Israel y EE.UU. buscan justificar su atrocidad diciendo que es para evitar que Irán avance en su programa de enriquecimiento de uranio para supuestamente tener la bomba atómica que el norte global sí le permite, ilegalmente, a Israel. Y para «cambiar el régimen» iraní. Salvando las distancias, contextos e historias, es el mismo modus operandi que Trump quiso activar infructuosamente en Venezuela (otro país rico en petróleo como Irán), donde secuestró al líder, pero no logró cambiar al «régimen», y que ahora intentará con Cuba.

En el tablero geopolítico, puede haber ahí otra intención secundaria, pero no tanto, de la movida israelo-estadunidense. No solo complicar a China, gran importadora de crudo iraní para su desarrollo. Grandes adversarios religiosos por la rivalidad shiíta y sunnita dentro del mundo musulmán, Irán y Arabia Saudita habían logrado reconciliarse gracias, justamente, a la mediación de China. Y varias monarquías árabes, tradicionalmente aliadas a EE.UU., o más bien súbditas proveedoras de petróleo a la maquinaria de consumo y muerte de la gran potencia mundial, comenzaban a coquetear con el gigante asiático vendiéndole también petróleo, pero… en yuanes, una alerta roja para la hegemonía del dólar. Asimismo, algunas de esas naciones ya están en los BRICS ampliados, o estaban en proceso de admisión. Los proyectiles lanzados a Irán también apuntan a esa construcción. 

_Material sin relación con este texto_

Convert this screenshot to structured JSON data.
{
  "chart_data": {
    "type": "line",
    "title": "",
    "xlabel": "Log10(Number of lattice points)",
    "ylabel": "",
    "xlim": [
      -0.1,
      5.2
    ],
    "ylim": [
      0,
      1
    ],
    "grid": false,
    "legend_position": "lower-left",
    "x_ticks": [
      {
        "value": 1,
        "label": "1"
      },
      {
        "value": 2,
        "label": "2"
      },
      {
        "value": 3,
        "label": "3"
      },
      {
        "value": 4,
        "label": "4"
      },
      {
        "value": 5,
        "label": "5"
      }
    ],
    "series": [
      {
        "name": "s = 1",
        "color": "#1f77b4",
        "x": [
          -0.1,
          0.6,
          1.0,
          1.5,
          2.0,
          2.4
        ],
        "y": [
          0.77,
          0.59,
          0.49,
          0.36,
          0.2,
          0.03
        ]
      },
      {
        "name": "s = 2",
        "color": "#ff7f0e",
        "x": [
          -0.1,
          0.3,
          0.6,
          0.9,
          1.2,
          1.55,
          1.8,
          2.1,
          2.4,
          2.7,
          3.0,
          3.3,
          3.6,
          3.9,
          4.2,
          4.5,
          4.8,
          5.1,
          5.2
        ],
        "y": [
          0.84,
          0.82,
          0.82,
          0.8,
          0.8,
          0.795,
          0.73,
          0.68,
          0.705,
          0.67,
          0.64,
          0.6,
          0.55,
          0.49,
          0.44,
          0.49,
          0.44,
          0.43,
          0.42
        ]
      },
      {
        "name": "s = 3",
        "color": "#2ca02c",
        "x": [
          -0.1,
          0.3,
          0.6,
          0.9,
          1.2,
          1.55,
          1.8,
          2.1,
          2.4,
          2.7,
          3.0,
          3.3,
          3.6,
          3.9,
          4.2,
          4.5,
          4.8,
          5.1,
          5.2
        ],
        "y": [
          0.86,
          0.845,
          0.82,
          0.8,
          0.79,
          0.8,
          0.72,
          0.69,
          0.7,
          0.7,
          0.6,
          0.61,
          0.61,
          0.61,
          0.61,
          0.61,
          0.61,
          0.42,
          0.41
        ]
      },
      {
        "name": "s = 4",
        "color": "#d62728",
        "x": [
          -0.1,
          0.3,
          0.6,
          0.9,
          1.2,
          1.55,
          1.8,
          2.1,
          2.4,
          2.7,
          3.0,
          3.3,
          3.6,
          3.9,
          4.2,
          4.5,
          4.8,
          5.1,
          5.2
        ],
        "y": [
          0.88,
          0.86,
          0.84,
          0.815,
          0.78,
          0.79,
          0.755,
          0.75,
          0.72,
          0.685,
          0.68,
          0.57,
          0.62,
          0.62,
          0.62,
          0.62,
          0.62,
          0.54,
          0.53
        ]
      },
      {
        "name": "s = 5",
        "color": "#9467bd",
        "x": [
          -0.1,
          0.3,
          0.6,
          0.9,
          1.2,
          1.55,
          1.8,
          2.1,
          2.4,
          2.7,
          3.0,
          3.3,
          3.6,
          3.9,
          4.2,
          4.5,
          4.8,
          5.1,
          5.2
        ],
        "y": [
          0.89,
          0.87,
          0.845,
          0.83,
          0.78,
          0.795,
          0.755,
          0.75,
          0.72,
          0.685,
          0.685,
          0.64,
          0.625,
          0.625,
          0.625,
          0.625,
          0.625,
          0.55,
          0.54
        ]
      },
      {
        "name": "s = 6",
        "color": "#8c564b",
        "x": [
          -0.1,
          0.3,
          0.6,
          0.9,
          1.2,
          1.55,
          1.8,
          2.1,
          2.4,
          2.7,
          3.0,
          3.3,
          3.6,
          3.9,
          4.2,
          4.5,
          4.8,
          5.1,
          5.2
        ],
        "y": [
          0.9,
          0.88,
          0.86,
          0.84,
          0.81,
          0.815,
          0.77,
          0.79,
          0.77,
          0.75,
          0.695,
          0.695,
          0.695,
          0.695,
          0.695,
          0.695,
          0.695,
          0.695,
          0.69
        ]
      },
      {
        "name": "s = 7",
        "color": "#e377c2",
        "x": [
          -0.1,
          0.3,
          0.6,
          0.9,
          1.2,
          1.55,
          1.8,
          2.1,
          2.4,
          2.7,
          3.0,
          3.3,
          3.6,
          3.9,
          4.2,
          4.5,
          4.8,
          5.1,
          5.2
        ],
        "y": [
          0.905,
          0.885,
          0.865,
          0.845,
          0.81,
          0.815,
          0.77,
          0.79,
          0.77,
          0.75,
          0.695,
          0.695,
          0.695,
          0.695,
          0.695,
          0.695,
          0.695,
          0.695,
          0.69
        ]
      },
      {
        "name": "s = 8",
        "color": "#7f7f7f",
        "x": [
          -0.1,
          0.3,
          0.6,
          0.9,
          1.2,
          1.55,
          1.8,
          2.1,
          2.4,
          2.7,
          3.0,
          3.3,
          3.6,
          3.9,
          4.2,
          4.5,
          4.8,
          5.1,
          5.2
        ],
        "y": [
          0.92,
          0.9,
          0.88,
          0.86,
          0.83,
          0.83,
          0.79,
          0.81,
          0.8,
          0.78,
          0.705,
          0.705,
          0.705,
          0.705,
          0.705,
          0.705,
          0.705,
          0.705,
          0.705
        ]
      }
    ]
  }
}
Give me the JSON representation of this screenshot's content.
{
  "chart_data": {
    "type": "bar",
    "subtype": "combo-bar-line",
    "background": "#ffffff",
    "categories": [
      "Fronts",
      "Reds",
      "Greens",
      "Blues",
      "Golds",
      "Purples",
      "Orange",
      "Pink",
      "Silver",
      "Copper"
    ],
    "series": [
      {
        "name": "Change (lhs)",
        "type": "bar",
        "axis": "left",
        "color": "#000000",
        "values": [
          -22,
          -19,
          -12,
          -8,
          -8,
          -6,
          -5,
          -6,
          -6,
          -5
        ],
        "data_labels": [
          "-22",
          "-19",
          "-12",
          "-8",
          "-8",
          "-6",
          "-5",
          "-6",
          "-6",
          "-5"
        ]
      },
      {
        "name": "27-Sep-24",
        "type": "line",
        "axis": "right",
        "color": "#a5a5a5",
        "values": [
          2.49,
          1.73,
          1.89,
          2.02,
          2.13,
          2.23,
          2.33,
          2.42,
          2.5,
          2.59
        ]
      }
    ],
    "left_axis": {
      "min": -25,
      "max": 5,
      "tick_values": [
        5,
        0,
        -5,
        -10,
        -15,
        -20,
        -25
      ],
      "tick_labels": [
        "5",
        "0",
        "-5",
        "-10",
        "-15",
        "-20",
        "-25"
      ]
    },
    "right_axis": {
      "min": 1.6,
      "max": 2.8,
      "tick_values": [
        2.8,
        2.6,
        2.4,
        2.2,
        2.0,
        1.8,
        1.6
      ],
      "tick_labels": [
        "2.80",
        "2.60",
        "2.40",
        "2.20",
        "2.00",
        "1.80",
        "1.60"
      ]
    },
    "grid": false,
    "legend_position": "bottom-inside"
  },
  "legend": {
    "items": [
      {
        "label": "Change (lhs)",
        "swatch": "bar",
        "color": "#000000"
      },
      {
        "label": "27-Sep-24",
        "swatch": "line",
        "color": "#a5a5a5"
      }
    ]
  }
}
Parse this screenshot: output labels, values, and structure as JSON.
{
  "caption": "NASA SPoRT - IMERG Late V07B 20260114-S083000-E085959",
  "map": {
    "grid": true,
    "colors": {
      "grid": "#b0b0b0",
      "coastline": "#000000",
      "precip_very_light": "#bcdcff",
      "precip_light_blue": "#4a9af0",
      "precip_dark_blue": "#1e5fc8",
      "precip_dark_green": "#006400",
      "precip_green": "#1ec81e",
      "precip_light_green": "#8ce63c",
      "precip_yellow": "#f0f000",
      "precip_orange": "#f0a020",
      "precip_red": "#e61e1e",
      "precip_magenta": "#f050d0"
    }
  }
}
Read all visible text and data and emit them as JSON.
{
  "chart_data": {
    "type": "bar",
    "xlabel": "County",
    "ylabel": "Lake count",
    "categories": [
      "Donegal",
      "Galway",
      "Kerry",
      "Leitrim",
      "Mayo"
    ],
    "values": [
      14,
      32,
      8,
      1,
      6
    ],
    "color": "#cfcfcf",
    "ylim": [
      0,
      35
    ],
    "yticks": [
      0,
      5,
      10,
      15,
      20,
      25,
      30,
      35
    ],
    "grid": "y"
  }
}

Las monarquías del Golfo no quieren un Irán fuerte, en eso empardan con Israel, pero tampoco un caos humanitario ahí. Y también hay que considerar que los BRICS no son un grupo de acción homogéneo, mucho menos militar. Los cancilleres ruso, Serguéi Lavrov, y chino, Wang Yi, dialogaron de urgencia este fin de semana y condenaron los ataques contra Irán, como «actos de agresión (que) violan gravemente el derecho internacional y los principios fundamentales de la Carta de las Naciones Unidas y desestabilizan la situación en toda la región». Pero «la pertenencia a BRICS no contempla la obligación de ofrecer asistencia mutua durante una agresión militar», dijo este fin de semana el portavoz oficial del Kremiln en su habitual rueda de prensa. 

Hasta inicios de esta semana, el cuadro de situación es una guerra que continúa. Más ataques contra Irán y más contrataques persas, escalada del conflicto en toda el área, agitación en los mercados del petróleo, el oro, las divisas y los valores bursátiles con el cierre del estrecho de Ormuz (salida del flujo petrolero del Golfo Pérsico, equivalente a un tercio del total mundial), más ataques israelíes también a activos proiraníes en el área (Hezbollah en Líbano, los restos de Hamas en Palestina, los hutíes de Yemen), e Irán tratando de reordenar Gobierno y tropa en defensa de su milenaria nación y cultura. 

El presidente Masoud Pezeshkian lleva el liderazgo al frente de un consejo de transición junto a dirigentes del Poder Judicial y del Consejo de los Guardianes, a la espera de que se elija un nuevo líder espiritual. Un líder que está por encima de la democracia restringida iraní (con Parlamento, partidos políticos, elecciones, pero con tutela teocrática), como está Trump sobre la democracia restringida de EE.UU. o la democracia teocrática israelí que dirigen Netanyahu y su gabinete con textos antiguos en la mano donde se habla de un gran Israel «desde el río de Egipto hasta el gran río, el río Éufrates». Mundo loco, que promete nuevos capítulos bélicos.